Le voyage à cheval dura plus de deux heures car le chemin, peu facile, ne permettait guère le galop et s’acheva dans une petite crique, près de la pointe d’Icague où débouchait la rivière des Bananiers. Un bateau attendait là, monté par six hommes et gréé d’une voile latine. Gilles comprit alors qu’en définitive c’était dans l’île de la Tortue que Legros avait cherché refuge, la Tortue, l’ancien repaire de pirates et de boucaniers, truffée de grottes et de cachettes secrètes où il était bien certain que personne ne tenterait jamais, à moins d’être fou, de venir le déloger.

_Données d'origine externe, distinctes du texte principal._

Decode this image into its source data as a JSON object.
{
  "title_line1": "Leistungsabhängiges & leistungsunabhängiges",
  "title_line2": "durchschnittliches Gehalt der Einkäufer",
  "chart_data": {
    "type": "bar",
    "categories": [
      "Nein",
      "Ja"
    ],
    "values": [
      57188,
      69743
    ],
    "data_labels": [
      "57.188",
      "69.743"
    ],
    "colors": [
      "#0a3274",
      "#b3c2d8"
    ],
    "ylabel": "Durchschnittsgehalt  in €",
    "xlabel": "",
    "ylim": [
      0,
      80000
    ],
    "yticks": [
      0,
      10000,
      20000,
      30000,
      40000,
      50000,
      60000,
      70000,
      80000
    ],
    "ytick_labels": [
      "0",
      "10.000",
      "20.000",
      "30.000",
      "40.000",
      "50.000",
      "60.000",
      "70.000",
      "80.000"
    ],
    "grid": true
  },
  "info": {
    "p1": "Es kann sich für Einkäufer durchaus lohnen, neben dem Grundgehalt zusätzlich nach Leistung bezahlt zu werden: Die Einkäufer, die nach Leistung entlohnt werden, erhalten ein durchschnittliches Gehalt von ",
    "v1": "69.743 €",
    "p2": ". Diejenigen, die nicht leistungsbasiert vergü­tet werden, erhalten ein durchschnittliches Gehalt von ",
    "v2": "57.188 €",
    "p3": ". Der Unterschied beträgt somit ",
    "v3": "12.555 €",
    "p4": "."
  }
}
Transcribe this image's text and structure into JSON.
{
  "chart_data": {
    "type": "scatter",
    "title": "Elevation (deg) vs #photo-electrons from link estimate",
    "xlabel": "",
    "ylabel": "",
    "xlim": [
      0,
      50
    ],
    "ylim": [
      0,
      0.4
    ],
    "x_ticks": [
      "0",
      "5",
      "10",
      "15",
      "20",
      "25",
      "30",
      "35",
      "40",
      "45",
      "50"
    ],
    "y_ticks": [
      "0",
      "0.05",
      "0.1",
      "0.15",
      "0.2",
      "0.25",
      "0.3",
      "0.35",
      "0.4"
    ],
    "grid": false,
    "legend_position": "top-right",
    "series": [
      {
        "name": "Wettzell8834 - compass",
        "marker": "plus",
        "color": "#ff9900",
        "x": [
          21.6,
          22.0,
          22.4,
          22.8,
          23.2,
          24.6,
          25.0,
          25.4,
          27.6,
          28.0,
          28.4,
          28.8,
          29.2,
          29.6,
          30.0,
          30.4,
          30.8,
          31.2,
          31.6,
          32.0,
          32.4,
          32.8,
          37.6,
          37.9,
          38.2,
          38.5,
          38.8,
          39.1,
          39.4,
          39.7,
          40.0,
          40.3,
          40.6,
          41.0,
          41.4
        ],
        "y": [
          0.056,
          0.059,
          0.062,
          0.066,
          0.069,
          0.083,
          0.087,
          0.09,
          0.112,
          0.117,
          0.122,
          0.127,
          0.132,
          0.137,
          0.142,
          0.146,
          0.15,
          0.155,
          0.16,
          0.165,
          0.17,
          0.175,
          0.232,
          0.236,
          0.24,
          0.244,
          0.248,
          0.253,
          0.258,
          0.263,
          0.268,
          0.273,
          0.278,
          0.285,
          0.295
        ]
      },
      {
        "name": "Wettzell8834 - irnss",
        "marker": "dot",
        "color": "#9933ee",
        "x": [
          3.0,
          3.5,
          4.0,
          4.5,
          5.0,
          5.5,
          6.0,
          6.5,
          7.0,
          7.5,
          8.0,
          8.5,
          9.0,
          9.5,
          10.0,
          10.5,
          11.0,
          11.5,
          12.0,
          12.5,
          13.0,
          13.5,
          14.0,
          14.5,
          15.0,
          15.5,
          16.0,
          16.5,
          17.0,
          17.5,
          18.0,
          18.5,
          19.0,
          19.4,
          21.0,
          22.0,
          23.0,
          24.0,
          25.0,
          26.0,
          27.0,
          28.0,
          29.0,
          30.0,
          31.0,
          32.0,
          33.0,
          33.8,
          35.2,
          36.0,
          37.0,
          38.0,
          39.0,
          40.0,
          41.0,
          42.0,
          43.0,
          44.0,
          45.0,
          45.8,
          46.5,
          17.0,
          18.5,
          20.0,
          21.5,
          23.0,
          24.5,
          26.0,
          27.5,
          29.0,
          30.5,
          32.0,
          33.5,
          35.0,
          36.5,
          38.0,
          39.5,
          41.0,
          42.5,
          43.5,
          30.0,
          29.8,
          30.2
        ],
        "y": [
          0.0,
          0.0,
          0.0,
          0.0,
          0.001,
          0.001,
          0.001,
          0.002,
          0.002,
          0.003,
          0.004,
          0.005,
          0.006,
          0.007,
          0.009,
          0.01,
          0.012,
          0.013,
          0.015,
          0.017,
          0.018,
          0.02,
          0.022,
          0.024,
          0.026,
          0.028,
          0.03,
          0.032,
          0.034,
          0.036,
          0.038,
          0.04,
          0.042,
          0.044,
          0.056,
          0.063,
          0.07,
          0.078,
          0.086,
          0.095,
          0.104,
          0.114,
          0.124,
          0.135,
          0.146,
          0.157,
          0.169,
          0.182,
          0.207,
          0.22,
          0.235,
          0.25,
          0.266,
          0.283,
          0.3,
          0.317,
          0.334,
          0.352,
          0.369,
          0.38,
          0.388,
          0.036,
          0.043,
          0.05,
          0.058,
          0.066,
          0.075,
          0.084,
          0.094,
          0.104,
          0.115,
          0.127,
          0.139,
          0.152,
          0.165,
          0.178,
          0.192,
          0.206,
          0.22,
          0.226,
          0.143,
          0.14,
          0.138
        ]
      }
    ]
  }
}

Il comprit aussi que personne ne réussirait à le sauver, mais ce fut tout de même sans la moindre hésitation qu’il sauta dans le bateau, que les hommes repoussèrent dans le courant de la rivière.

Assis à l’arrière près du Maringouin qui le surveillait avec l’avidité inquiète d’un avare couvant son trésor, Gilles regarda les marins embarquer en voltige, puis hisser la voile. La mer était belle, à peine ridée par une légère brise qui portait avec elle toutes les senteurs de la terre que le soleil avait chauffée dans la journée. Le ciel, d’un bleu profond, n’était qu’une coulée d’étoiles et il se surprit à penser qu’on ne pouvait rêver plus belle nuit pour quitter la vie.